As I have said elsewhere, I am fascinated by learning and teaching creative process. I am far less fascinated by the way creative process is too often taught in schools. Creative process is by its nature exploratory, experiential, and experimental, not unlike science. We become curious about something, we try some things out, they either work or don't work or somewhere in between, and we assess our own work and try something new. Yet as the arts are too often taught in school, and as current assessment requires, the only worthy goal would appear to be a "successful" product according to a highly arbitrary standard. Excellent teachers do manage to find ways to work within a broken system and guide their students to a high level of creative exploration which I would call artistic success. Yet because the ways of arriving at this success are often wildly outside the accepted norms for "educational assessment," the process for teachers and students is too often much harder than necessary or desirable. There is the requirement to teach the arts like any other intellectual, academic subject, assessed in the same concrete ways. The value of arts education, however, is that it is different from other academic subjects, that it uses different skills and cognitive process. We hear a great deal of lip service to "differentiated education" while arts education, inherently "differentiated" for individual students, is not seen as fitting the accepted model of teaching style.
The fact is that we learn creative process - and I would argue that we learn anything - by trying stuff out, seeing what works and what doesn't, and by trying again. We need to not be afraid to "fail" but our current educational model is set up to avoid anything resembling "failure" at literally any cost. Because it avoids "failure" at its most literal and base level, it cannot truly nurture the much-touted "Higher-Order-Thinking-Skills" or as they are labelled "HOTS." Never mind, for the moment, that the so-called "LOTS" are also essential for daily life, but higher cognition, "valid cognition" as it was called by Buddhist teacher Chogyam Trungpa Rinpoche is not likely to be achieved by facility in mastering standardized tests.

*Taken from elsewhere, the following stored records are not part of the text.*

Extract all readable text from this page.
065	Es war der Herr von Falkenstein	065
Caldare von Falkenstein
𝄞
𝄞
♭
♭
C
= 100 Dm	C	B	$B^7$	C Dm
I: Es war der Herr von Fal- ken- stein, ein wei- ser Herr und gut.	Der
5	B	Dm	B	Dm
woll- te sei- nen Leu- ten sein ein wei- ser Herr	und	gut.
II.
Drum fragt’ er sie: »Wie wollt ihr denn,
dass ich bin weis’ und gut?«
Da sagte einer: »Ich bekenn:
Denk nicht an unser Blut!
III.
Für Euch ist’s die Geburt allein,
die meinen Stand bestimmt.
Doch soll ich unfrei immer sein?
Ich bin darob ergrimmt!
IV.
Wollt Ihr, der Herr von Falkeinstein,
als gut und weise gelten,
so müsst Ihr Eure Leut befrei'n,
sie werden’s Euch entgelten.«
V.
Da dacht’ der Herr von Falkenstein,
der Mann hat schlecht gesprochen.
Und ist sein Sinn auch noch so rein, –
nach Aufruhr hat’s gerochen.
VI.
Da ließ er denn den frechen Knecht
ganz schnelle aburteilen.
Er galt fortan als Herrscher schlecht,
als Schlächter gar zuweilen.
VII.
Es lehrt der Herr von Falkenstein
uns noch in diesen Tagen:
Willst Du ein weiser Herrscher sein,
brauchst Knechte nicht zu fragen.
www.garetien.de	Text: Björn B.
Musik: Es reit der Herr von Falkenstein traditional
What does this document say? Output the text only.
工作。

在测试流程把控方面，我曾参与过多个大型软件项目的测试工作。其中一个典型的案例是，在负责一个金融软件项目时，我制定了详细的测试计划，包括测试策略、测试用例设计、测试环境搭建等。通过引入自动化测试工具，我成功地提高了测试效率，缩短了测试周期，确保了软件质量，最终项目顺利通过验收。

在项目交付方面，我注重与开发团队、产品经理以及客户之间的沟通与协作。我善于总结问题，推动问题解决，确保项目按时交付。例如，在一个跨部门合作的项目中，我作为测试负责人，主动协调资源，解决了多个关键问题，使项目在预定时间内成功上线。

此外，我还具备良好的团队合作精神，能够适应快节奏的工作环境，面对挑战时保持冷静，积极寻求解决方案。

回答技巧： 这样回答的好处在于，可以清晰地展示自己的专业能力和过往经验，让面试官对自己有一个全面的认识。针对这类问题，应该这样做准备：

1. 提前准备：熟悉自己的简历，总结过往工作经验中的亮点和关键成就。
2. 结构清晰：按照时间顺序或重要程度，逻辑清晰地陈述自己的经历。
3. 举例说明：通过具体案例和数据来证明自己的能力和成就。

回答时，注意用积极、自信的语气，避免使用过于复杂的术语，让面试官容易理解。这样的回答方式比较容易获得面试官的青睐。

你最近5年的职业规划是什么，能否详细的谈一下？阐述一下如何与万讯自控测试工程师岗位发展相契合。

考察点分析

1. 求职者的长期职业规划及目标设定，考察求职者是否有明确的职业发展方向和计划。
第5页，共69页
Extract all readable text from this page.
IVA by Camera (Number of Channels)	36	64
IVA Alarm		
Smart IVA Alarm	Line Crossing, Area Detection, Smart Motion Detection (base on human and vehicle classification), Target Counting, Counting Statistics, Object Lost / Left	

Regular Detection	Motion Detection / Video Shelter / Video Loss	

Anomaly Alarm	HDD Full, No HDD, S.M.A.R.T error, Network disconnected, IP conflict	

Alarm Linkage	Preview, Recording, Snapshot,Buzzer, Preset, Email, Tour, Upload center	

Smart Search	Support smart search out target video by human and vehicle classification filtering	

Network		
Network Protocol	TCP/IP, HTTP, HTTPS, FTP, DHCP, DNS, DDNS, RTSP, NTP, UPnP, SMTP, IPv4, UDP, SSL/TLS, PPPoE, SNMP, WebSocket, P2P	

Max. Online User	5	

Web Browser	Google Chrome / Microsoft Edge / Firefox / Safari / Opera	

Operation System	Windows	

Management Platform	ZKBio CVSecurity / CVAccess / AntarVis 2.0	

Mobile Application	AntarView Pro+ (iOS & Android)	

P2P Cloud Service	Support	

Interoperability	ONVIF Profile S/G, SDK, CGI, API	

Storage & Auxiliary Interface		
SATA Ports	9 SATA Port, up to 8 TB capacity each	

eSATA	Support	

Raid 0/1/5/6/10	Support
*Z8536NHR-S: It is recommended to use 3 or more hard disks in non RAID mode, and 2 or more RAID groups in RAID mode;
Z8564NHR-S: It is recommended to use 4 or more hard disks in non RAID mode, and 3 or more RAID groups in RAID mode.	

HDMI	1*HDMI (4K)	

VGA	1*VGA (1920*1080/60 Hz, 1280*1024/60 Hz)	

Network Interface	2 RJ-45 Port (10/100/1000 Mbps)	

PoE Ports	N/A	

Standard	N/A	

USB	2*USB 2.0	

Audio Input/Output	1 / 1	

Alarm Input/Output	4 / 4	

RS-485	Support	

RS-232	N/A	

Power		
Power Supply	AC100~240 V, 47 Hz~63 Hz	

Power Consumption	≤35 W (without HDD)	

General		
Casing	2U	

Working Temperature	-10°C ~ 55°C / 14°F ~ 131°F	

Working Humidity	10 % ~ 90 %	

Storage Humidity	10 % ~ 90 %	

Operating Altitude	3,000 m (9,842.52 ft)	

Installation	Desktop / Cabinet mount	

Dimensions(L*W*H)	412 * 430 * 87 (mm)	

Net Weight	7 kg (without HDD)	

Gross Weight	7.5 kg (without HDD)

I've said this many times before, but arts education teaches problem solving at both simple and complex levels, and is in itself "differentiated instruction." The assessment of higher cognition is inherently quite subjective, even if we feel that we have a good working definition of higher cognition. During the past school year, I spent a full day with other music faculty listening to the results of a rhythmic assessment which was graded via rubrics. For nearly all of the examples that we heard, the difference between "exceeds standard" "meets standard" and "sometimes meets standard" was by its nature subjective. How do you assess a rhythmic example that is generally correct, but has slight hesitation? Most of us tended to grade with leniency in those cases, but the process was really too subjective. What looks to a nonmusical administrator like a straightforward assessment is, in fact, anything but. Furthermore, such a rhythmic assessment is the least subjective sort of assessment that can be made for musical skills. This process of assessment takes complex skills, including interpretation, listening discernment, and expression, and attempts to give them specific grades. Of course, there are settings, like professional auditions, where these assessments are entirely valid. I would argue that they are not valid for elementary education and are quite difficult even for secondary education.
We are frequently told that the teacher's assessment of things like attitude, behavior and effort are "too subjective," yet these assessments are actually far more accurate and valid than "can this student play this rhythm correctly on this particular occassion?"
It is unfortunate that too few arts educators, administrators and professional organizations are willing to challenge systems of assessment which are inherently flawed and actually harmful to both teachers' and students' creative processes. It is especially unfortunate given the fact that most states have excellent standards in music. These, along with the largely parallel national standards established by MENC via NYSSMA, could be used for assessment in music education. If we truly desire to have excellent arts education be a right for every student, we must be willing to challenge and change a system that does not work, and find one that will most benefit our students. It is doubtful that this dilemma can be resolved quickly or easily, but I believe that the discussion is essential.